Will there be any differences in a page thats rendered in IE7 compared to the same page rendered in IE7 standards mode in IE8 browser?

Direct answer: Yes, there will. There are known differences between the two, which is why it is considered a bad thing to do your IE-version testing using compatibility mode.

The issue is that "compatibility mode" is not actually using the IE7 rendering engine. It is using the IE8 rendering engine (or whichever IE version you're using), but with internal switches set to change the behaviour to mimic IE7. It's designed to look similar, but it is not the same engine, and it does not behave in the same way in all cases.

I was caught out badly with one of the bugs in IE8's IE7 mode a few years ago.

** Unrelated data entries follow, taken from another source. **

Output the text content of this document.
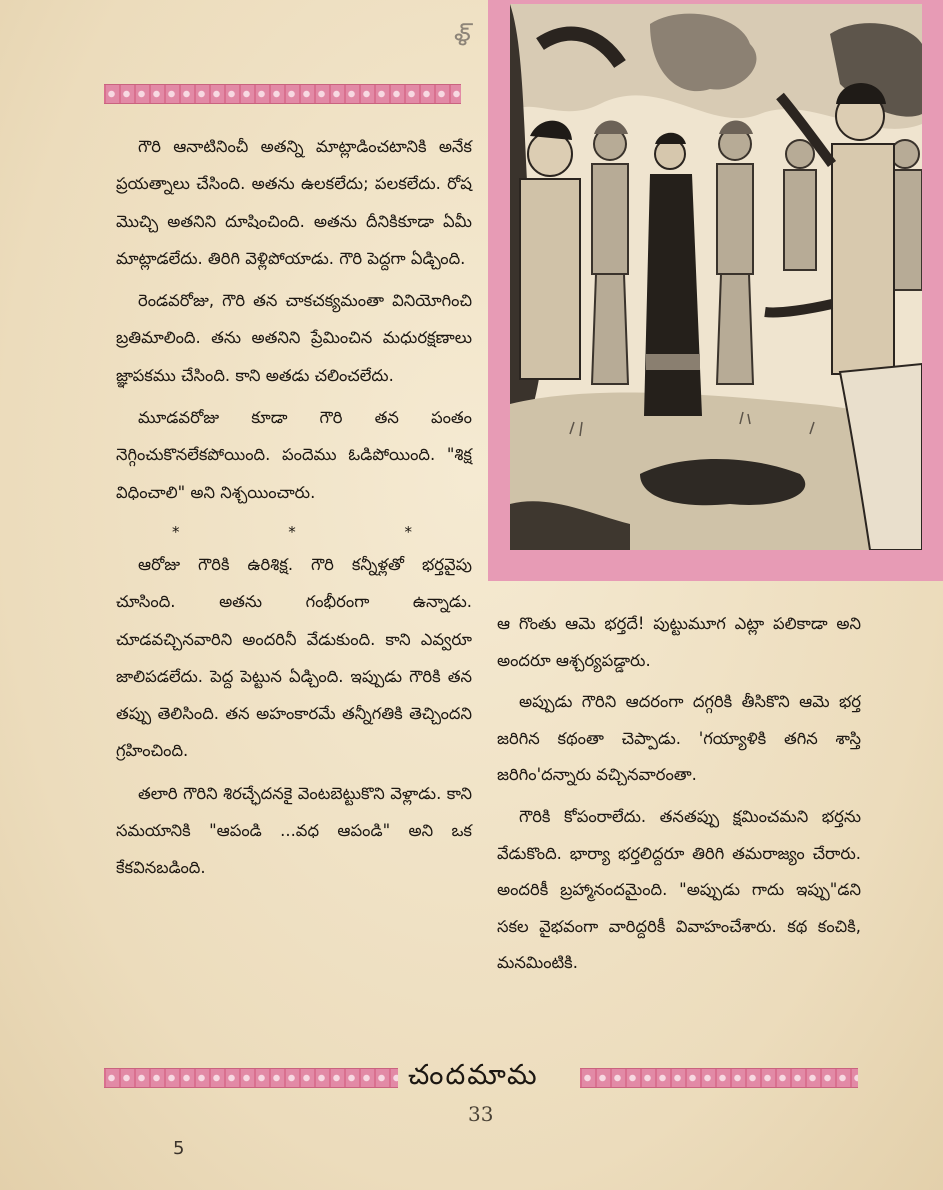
ళ్

గౌరి ఆనాటినించీ అతన్ని మాట్లాడించటానికి అనేక ప్రయత్నాలు చేసింది. అతను ఉలకలేదు; పలకలేదు. రోష మొచ్చి అతనిని దూషించింది. అతను దీనికికూడా ఏమీ మాట్లాడలేదు. తిరిగి వెళ్లిపోయాడు. గౌరి పెద్దగా ఏడ్చింది.

రెండవరోజు, గౌరి తన చాకచక్యమంతా వినియోగించి బ్రతిమాలింది. తను అతనిని ప్రేమించిన మధురక్షణాలు జ్ఞాపకము చేసింది. కాని అతడు చలించలేదు.

మూడవరోజు కూడా గౌరి తన పంతం నెగ్గించుకొనలేకపోయింది. పందెము ఓడిపోయింది. "శిక్ష విధించాలి" అని నిశ్చయించారు.

*	*	*

ఆరోజు గౌరికి ఉరిశిక్ష. గౌరి కన్నీళ్లతో భర్తవైపు చూసింది. అతను గంభీరంగా ఉన్నాడు. చూడవచ్చినవారిని అందరినీ వేడుకుంది. కాని ఎవ్వరూ జాలిపడలేదు. పెద్ద పెట్టున ఏడ్చింది. ఇప్పుడు గౌరికి తన తప్పు తెలిసింది. తన అహంకారమే తన్నీగతికి తెచ్చిందని గ్రహించింది.

తలారి గౌరిని శిరచ్ఛేదనకై వెంటబెట్టుకొని వెళ్లాడు. కాని సమయానికి "ఆపండి ...వధ ఆపండి" అని ఒక కేకవినబడింది.

ఆ గొంతు ఆమె భర్తదే! పుట్టుమూగ ఎట్లా పలికాడా అని అందరూ ఆశ్చర్యపడ్డారు.

అప్పుడు గౌరిని ఆదరంగా దగ్గరికి తీసికొని ఆమె భర్త జరిగిన కథంతా చెప్పాడు. 'గయ్యాళికి తగిన శాస్తి జరిగిం'దన్నారు వచ్చినవారంతా.

గౌరికి కోపంరాలేదు. తనతప్పు క్షమించమని భర్తను వేడుకొంది. భార్యా భర్తలిద్దరూ తిరిగి తమరాజ్యం చేరారు. అందరికీ బ్రహ్మానందమైంది. "అప్పుడు గాదు ఇప్పు"డని సకల వైభవంగా వారిద్దరికీ వివాహంచేశారు. కథ కంచికి, మనమింటికి.

చందమామ
33
5
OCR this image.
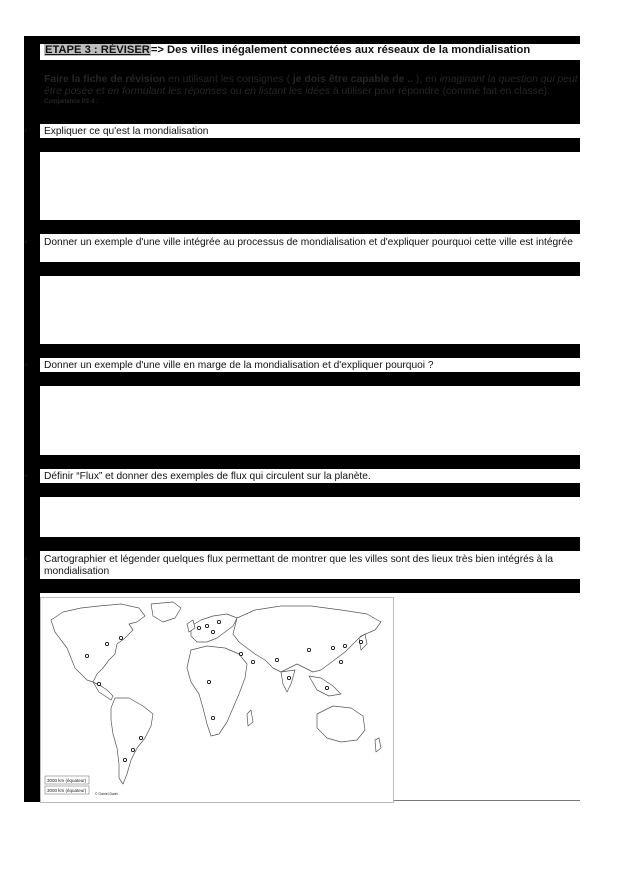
ETAPE 3 : RÉVISER=> Des villes inégalement connectées aux réseaux de la mondialisation
Faire la fiche de révision en utilisant les consignes ( je dois être capable de .. ), en imaginant la question qui peut être posée et en formulant les réponses ou en listant les idées à utiliser pour répondre (comme fait en classe).
Compétence P2-4 :
• Expliquer ce qu'est la mondialisation
• Donner un exemple d'une ville intégrée au processus de mondialisation et d'expliquer pourquoi cette ville est intégrée
• Donner un exemple d'une ville en marge de la mondialisation et d'expliquer pourquoi ?
• Définir “Flux” et donner des exemples de flux qui circulent sur la planète.
• Cartographier et légender quelques flux permettant de montrer que les villes sont des lieux très bien intégrés à la mondialisation
3000 km (équateur)
3000 km (équateur)
© Daniel Dalet
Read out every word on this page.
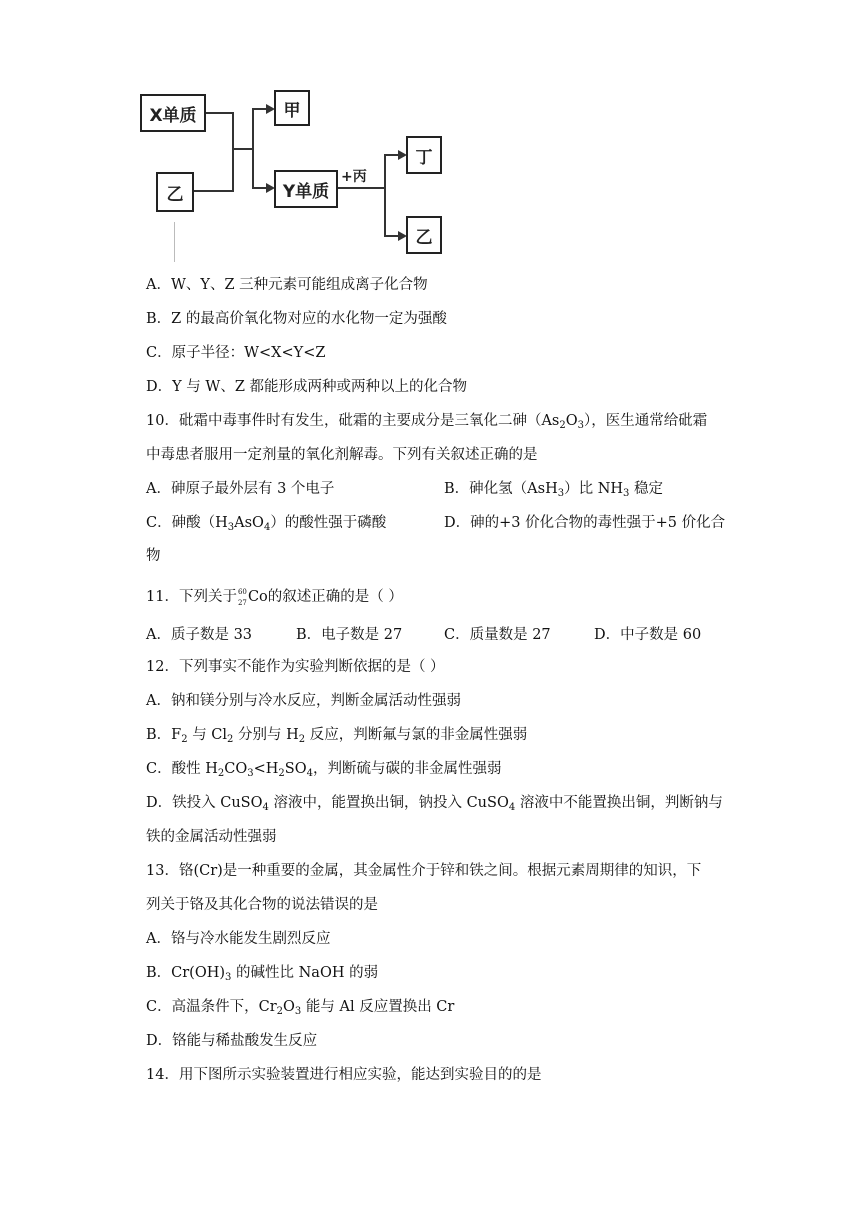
X单质
乙
甲
Y单质
+丙
丁
乙
A．W、Y、Z 三种元素可能组成离子化合物
B．Z 的最高价氧化物对应的水化物一定为强酸
C．原子半径：W<X<Y<Z
D．Y 与 W、Z 都能形成两种或两种以上的化合物
10．砒霜中毒事件时有发生，砒霜的主要成分是三氧化二砷$(As_2O_3)$，医生通常给砒霜
中毒患者服用一定剂量的氧化剂解毒。下列有关叙述正确的是
A．砷原子最外层有 3 个电子	B．砷化氢（AsH$_3$）比 $NH_3$ 稳定
C．砷酸$(H_3AsO_4)$的酸性强于磷酸	D．砷的+3 价化合物的毒性强于+5 价化合
物
11．下列关于 60
27 Co的叙述正确的是（ ）
A．质子数是 33	B．电子数是 27	C．质量数是 27	D．中子数是 60
12．下列事实不能作为实验判断依据的是（ ）
A．钠和镁分别与冷水反应，判断金属活动性强弱
B．$F_2$ 与 $Cl_2$ 分别与 $H_2$ 反应，判断氟与氯的非金属性强弱
C．酸性 $H_2CO_3<H_2SO_4$，判断硫与碳的非金属性强弱
D．铁投入 CuSO$_4$ 溶液中，能置换出铜，钠投入 CuSO$_4$ 溶液中不能置换出铜，判断钠与
铁的金属活动性强弱
13．铬(Cr)是一种重要的金属，其金属性介于锌和铁之间。根据元素周期律的知识，下
列关于铬及其化合物的说法错误的是
A．铬与冷水能发生剧烈反应
B．$Cr(OH)_3$ 的碱性比 NaOH 的弱
C．高温条件下，$Cr_2O_3$ 能与 Al 反应置换出 Cr
D．铬能与稀盐酸发生反应
14．用下图所示实验装置进行相应实验，能达到实验目的的是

It lost us several days worth of developer time trying to debug it until we worked out what was happening.

The only sane solution is to avoid compatibility mode at all costs. Set the X-UA-Compatible flag to IE=edge; force all versions of IE to use their best-available mode.

Compatibility mode is intended for sites that want to stick with their existing code; who want to upgrade their IE version but don't have time to fix their code. Unfortunately, the bugs in comaptiblity mode are such that it's actually easier just to fix the code to work with the upgraded IE version.

By the way, you mentioned "Quirks mode" thing question and in the tags. It is important to understand that what you're seeing is not Quirks mode. It may be quirky behaviour but it isn't actually Quirks mode. Quirks mode itself is a whole different thing (it's basically an IE5-compatibility mode, and you really don't want that). It is triggered by a missing or invalid DOCTYPE, but you're using valid doctypes so that's fine.